F
fhansen
Guest
Trust.But let’s say i said to you, “FH, i have complete faith in you!” Would you then think i was saying i trusted you, or that i merely believed you exist?
Now let me ask a question which you or anyone else can answer if you’d like. As the OP was about the definition of hope, and considering that the CC seems to be the main Christian group that uses this term as a theological virtue, what do you think *her *purpose for the term hope would be if she intended to use it in the way it’s commonly used, if by faith she mainly meant trust/confidence? IOW, if a person already possessed trust and confidence in something what good would hope be?
If we intend now to discuss the purpose of a faith in Gods’ plan for man maybe we should decide to use that term exclusively to cover what the CC means by a combination of the terms faith and hope.
However, since you asked before, I thought I’d bring more confusion to bear on this from the Catholic Encyclopedia. Remember that these are considered* theological *virtues, meaning that they can only be possessed by supernatural means. For example, even if a belief in a creator-god is not unreasonable, that doesn’t mean we can believe in His existence, let alone the existence of a God with the kind of divine attributes attributed to the God of Christianity, on our own, i.e. without it being a gift. I purposely left out the description of Charity for now.
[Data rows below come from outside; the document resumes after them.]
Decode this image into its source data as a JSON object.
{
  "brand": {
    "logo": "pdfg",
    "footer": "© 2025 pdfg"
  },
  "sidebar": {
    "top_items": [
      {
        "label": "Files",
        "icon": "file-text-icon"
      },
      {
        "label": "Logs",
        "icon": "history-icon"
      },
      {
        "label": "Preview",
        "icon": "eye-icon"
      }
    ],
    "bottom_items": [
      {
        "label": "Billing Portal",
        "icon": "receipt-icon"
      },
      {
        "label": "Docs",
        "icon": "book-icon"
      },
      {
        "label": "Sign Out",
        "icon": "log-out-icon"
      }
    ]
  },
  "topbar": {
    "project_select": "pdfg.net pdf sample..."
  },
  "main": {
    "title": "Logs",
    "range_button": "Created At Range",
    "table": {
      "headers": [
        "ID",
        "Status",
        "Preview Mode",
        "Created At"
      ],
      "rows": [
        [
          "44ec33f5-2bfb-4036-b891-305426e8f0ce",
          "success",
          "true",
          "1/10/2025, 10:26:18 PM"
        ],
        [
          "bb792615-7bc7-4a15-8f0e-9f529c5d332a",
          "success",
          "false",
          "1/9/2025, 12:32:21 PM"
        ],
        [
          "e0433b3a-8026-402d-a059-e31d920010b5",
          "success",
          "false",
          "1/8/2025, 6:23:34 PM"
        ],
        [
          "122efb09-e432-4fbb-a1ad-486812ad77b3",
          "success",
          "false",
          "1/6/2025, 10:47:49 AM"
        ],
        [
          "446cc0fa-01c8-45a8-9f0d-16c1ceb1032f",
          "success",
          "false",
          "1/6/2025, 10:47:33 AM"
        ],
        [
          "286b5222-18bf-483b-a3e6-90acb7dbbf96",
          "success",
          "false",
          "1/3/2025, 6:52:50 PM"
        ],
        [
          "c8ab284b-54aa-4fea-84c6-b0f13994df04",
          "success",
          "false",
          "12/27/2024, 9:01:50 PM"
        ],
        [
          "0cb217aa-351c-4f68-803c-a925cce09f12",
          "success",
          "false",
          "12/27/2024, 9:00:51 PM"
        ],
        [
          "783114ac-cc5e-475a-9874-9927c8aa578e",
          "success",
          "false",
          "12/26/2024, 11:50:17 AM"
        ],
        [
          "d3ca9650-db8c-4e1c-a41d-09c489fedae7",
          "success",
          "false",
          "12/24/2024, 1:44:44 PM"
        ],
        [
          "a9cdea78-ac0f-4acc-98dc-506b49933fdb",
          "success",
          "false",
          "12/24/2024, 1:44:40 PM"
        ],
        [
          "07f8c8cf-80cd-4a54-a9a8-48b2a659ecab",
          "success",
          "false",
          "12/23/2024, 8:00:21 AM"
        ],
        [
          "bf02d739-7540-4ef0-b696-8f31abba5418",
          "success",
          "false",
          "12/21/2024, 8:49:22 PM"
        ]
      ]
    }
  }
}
**All virtues have as their final scope to dispose man to acts conducive to his true happiness. The happiness, however, of which man is capable is twofold, namely, natural, which is attainable by man’s natural powers, and supernatural, which exceeds the capacity of unaided human nature. Since, therefore, merely natural principles of human action are inadequate to a supernatural end, it is necessary that man be endowed with supernatural powers to enable him to attain his final destiny. Now these supernatural principles are nothing else than the theological virtues. They are called theological
- because they have God for their immediate and proper object;
- because they are Divinely infused;
- because they are known only through Divine Revelation.
Faith
Faith is an infused virtue, by which the intellect is perfected by a supernatural light, in virtue of which, under a supernatural movement of the will, it assents firmly to the supernatural truths of Revelation, not on the motive of intrinsic evidence, but on the sole ground of the infallible authority of God revealing. For as man is guided in the attainment of natural happiness by principles of knowledge known by the natural light of reason, so also in the attainment of his supernatural destiny his intellect must be illumined by certain supernatural principles, namely, Divinely revealed truths. (See FAITH.)
*Hope *
But not only man’s intellect must be perfected with regard to his supernatural end, his will also must tend to that end, as a good possible of attainment. Now the virtue, by which the will is so perfected, is the theological virtue of hope. It is commonly defined as a Divinely infused virtue, by which we trust, with an unshaken confidence grounded on the Divine assistance, to attain life everlasting.